他站在生与死的分界,站在得到与失去的中央。
黄泉的微风拂过他残破的魂衣。
过往的片段碎片般在脑海一闪而过:奈何桥前不肯接下的陶碗,瘴雾之中死死守住的念想,被旧憾困住时心底的挣扎。
如果就此轮回,所有坚守全部作废。
他守住的记忆,熬过的苦难,全部变得毫无价值。
就算回去只能做一缕影子。
至少,他还记得自己是谁。
至少,他可以再看一看那片他拼命想要回来的世间。
哪怕不能触碰,不能相拥。
至少,阿桑还存在。
阿桑缓缓抬起头,目光望向那一层隔开阴阳的光膜。
“我不回头。”
声音不高,在空旷的边界慢慢散开。
“我不要遗忘的安宁。就算只能做一道影子,我也要回去看一看人间。”
话音落下。
黄泉那道劝他轮回的声音悄然消散。
阴阳之间那层朦胧隔膜,开始裂开无数细密的缝隙,耀眼又温和的人间微光,顺着缝隙倾泻进来,包裹住他单薄飘摇的魂体。

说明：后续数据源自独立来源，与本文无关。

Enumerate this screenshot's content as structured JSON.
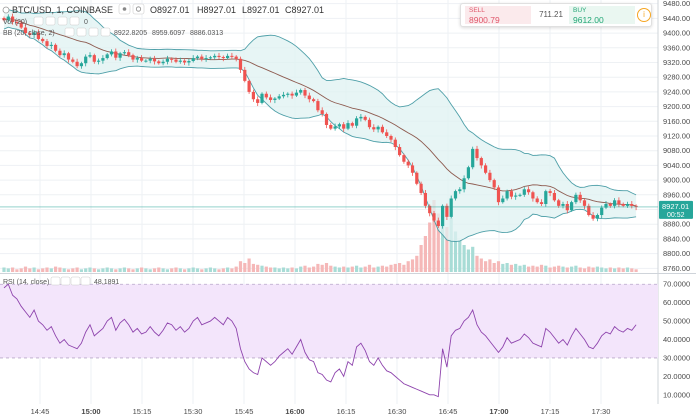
{
  "header": {
    "symbol": "BTC/USD, 1, COINBASE",
    "O": "O8927.01",
    "H": "H8927.01",
    "L": "L8927.01",
    "C": "C8927.01",
    "vol_label": "Vol (20)",
    "vol_value": "0",
    "bb_label": "BB (20, close, 2)",
    "bb_basis": "8922.8205",
    "bb_upper": "8959.6097",
    "bb_lower": "8886.0313"
  },
  "trade": {
    "sell_label": "SELL",
    "sell_price": "8900.79",
    "spread": "711.21",
    "buy_label": "BUY",
    "buy_price": "9612.00"
  },
  "rsi": {
    "label": "RSI (14, close)",
    "value": "48.1891"
  },
  "price_axis": {
    "ticks": [
      "9480.00",
      "9440.00",
      "9400.00",
      "9360.00",
      "9320.00",
      "9280.00",
      "9240.00",
      "9200.00",
      "9160.00",
      "9120.00",
      "9080.00",
      "9040.00",
      "9000.00",
      "8960.00",
      "8920.00",
      "8880.00",
      "8840.00",
      "8800.00",
      "8760.00"
    ],
    "last_price": "8927.01",
    "countdown": "00:52"
  },
  "rsi_axis": {
    "ticks": [
      "70.0000",
      "60.0000",
      "50.0000",
      "40.0000",
      "30.0000",
      "20.0000",
      "10.0000"
    ]
  },
  "time_axis": {
    "ticks": [
      "14:45",
      "15:00",
      "15:15",
      "15:30",
      "15:45",
      "16:00",
      "16:15",
      "16:30",
      "16:45",
      "17:00",
      "17:15",
      "17:30"
    ]
  },
  "colors": {
    "up": "#26a69a",
    "down": "#ef5350",
    "band": "#4e9fa8",
    "basis": "#8d5a4f",
    "rsi": "#8e44ad"
  },
  "chart_data": {
    "type": "candlestick",
    "ylim": [
      8750,
      9490
    ],
    "rsi_ylim": [
      5,
      75
    ],
    "closes": [
      9435,
      9445,
      9430,
      9428,
      9415,
      9400,
      9395,
      9402,
      9384,
      9378,
      9365,
      9368,
      9352,
      9340,
      9345,
      9328,
      9322,
      9310,
      9318,
      9336,
      9340,
      9322,
      9325,
      9332,
      9342,
      9350,
      9333,
      9345,
      9348,
      9340,
      9328,
      9332,
      9325,
      9325,
      9330,
      9323,
      9318,
      9322,
      9330,
      9328,
      9322,
      9325,
      9320,
      9324,
      9332,
      9336,
      9330,
      9332,
      9334,
      9338,
      9335,
      9332,
      9338,
      9336,
      9330,
      9300,
      9270,
      9240,
      9220,
      9210,
      9235,
      9225,
      9218,
      9222,
      9228,
      9232,
      9235,
      9230,
      9238,
      9245,
      9230,
      9220,
      9215,
      9190,
      9180,
      9150,
      9140,
      9146,
      9152,
      9140,
      9155,
      9148,
      9168,
      9172,
      9164,
      9144,
      9138,
      9145,
      9130,
      9120,
      9110,
      9090,
      9068,
      9050,
      9040,
      9020,
      8990,
      8965,
      8930,
      8910,
      8890,
      8875,
      8930,
      8900,
      8950,
      8970,
      8975,
      9005,
      9035,
      9085,
      9060,
      9040,
      9020,
      9000,
      8980,
      8940,
      8950,
      8970,
      8955,
      8958,
      8960,
      8975,
      8967,
      8950,
      8940,
      8935,
      8970,
      8965,
      8945,
      8930,
      8935,
      8918,
      8940,
      8960,
      8945,
      8930,
      8905,
      8895,
      8905,
      8925,
      8935,
      8930,
      8945,
      8935,
      8930,
      8935,
      8930,
      8927
    ],
    "volumes": [
      0.05,
      0.04,
      0.05,
      0.03,
      0.04,
      0.06,
      0.04,
      0.05,
      0.03,
      0.04,
      0.05,
      0.04,
      0.06,
      0.05,
      0.04,
      0.03,
      0.04,
      0.05,
      0.03,
      0.04,
      0.05,
      0.04,
      0.03,
      0.04,
      0.05,
      0.04,
      0.03,
      0.04,
      0.05,
      0.04,
      0.03,
      0.04,
      0.05,
      0.04,
      0.03,
      0.04,
      0.05,
      0.04,
      0.03,
      0.04,
      0.05,
      0.04,
      0.03,
      0.04,
      0.05,
      0.04,
      0.03,
      0.04,
      0.05,
      0.04,
      0.03,
      0.04,
      0.05,
      0.04,
      0.06,
      0.12,
      0.1,
      0.15,
      0.09,
      0.08,
      0.07,
      0.06,
      0.05,
      0.05,
      0.04,
      0.05,
      0.04,
      0.05,
      0.04,
      0.06,
      0.07,
      0.05,
      0.06,
      0.09,
      0.08,
      0.1,
      0.07,
      0.06,
      0.05,
      0.06,
      0.05,
      0.06,
      0.07,
      0.05,
      0.06,
      0.08,
      0.05,
      0.06,
      0.07,
      0.06,
      0.08,
      0.09,
      0.1,
      0.08,
      0.12,
      0.14,
      0.18,
      0.3,
      0.4,
      0.55,
      0.8,
      0.65,
      0.7,
      0.5,
      0.6,
      0.45,
      0.35,
      0.3,
      0.25,
      0.28,
      0.18,
      0.15,
      0.12,
      0.14,
      0.1,
      0.12,
      0.09,
      0.1,
      0.08,
      0.09,
      0.07,
      0.08,
      0.06,
      0.07,
      0.06,
      0.08,
      0.07,
      0.05,
      0.06,
      0.07,
      0.06,
      0.05,
      0.06,
      0.07,
      0.05,
      0.04,
      0.06,
      0.05,
      0.06,
      0.05,
      0.04,
      0.05,
      0.04,
      0.05,
      0.04,
      0.05,
      0.04,
      0.03
    ],
    "rsi": [
      68,
      70,
      64,
      62,
      58,
      55,
      52,
      56,
      50,
      48,
      45,
      47,
      42,
      38,
      40,
      37,
      36,
      35,
      38,
      44,
      48,
      42,
      44,
      46,
      50,
      52,
      45,
      49,
      51,
      48,
      44,
      46,
      43,
      44,
      47,
      44,
      42,
      45,
      49,
      48,
      45,
      47,
      44,
      46,
      50,
      52,
      48,
      49,
      50,
      52,
      50,
      48,
      52,
      50,
      46,
      35,
      28,
      24,
      22,
      21,
      30,
      28,
      26,
      28,
      31,
      33,
      35,
      32,
      36,
      40,
      33,
      29,
      28,
      22,
      21,
      18,
      17,
      22,
      24,
      20,
      28,
      26,
      36,
      38,
      34,
      28,
      26,
      30,
      26,
      23,
      22,
      20,
      18,
      16,
      15,
      14,
      13,
      12,
      11,
      10,
      10,
      9,
      35,
      25,
      42,
      45,
      46,
      50,
      52,
      56,
      48,
      44,
      42,
      39,
      36,
      33,
      36,
      41,
      38,
      39,
      40,
      43,
      41,
      38,
      37,
      36,
      46,
      44,
      41,
      38,
      40,
      37,
      42,
      46,
      43,
      40,
      36,
      35,
      38,
      42,
      44,
      43,
      47,
      45,
      44,
      46,
      45,
      48
    ]
  }
}
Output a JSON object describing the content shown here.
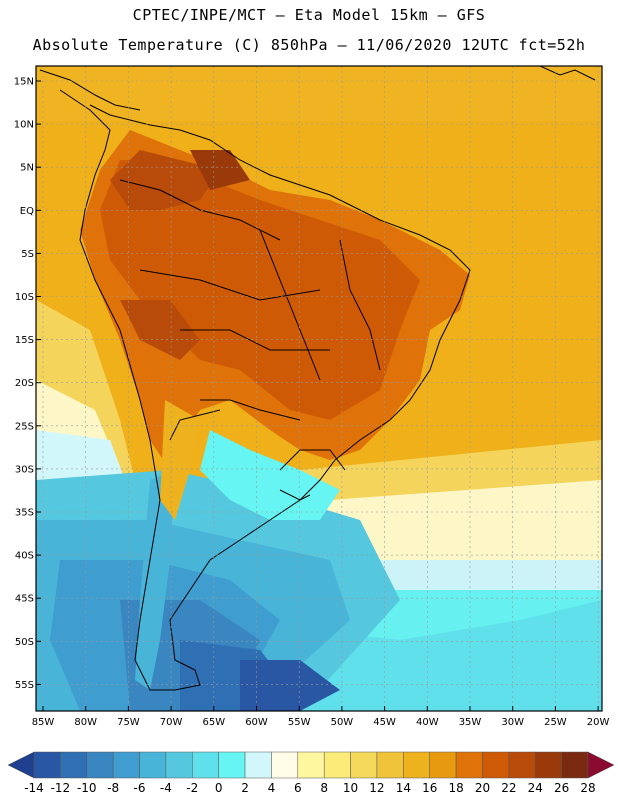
{
  "header": {
    "line1": "CPTEC/INPE/MCT –  Eta Model 15km – GFS",
    "line2": "Absolute Temperature (C) 850hPa – 11/06/2020 12UTC fct=52h"
  },
  "map": {
    "lat_labels": [
      "15N",
      "10N",
      "5N",
      "EQ",
      "5S",
      "10S",
      "15S",
      "20S",
      "25S",
      "30S",
      "35S",
      "40S",
      "45S",
      "50S",
      "55S"
    ],
    "lon_labels": [
      "85W",
      "80W",
      "75W",
      "70W",
      "65W",
      "60W",
      "55W",
      "50W",
      "45W",
      "40W",
      "35W",
      "30W",
      "25W",
      "20W"
    ]
  },
  "colorbar": {
    "labels": [
      "-14",
      "-12",
      "-10",
      "-8",
      "-6",
      "-4",
      "-2",
      "0",
      "2",
      "4",
      "6",
      "8",
      "10",
      "12",
      "14",
      "16",
      "18",
      "20",
      "22",
      "24",
      "26",
      "28"
    ],
    "colors": [
      "#1f3f8f",
      "#2a57a3",
      "#2f6fb3",
      "#3a86c0",
      "#3f9ecf",
      "#48b4d8",
      "#55c8e0",
      "#5fe0ea",
      "#66f5f2",
      "#d2f7fa",
      "#fefbe6",
      "#fff7a0",
      "#fbeb78",
      "#f5d95a",
      "#f0c43a",
      "#eeb21e",
      "#e79a10",
      "#df7208",
      "#cf5a05",
      "#b84a0a",
      "#9a3a0b",
      "#7a2a10",
      "#8a0a30"
    ]
  }
}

身后远处,潜藏的孤魂野鬼发出一阵长长的、不甘的哀嚎。
三重劫难,至此全部渡完。
蚀忆劫,守住本心;
妄念劫,放过过往;
归弃劫,选定归宿。
劫难熬过去了,可他并没有变强。
魂体依旧残破稀薄,记忆带着缺损,命运早已注定——重返人间,却永为旁观者。
微光裹住阿桑,他的身形一点点变得透明,向着裂隙那一头的世间飘去。
黄泉路被远远抛在身后。
他离开了幽冥,却并没有迎来想象之中的圆满。
等待他的,是人间的风雨,以及一场只可远望,不可触碰的归乡。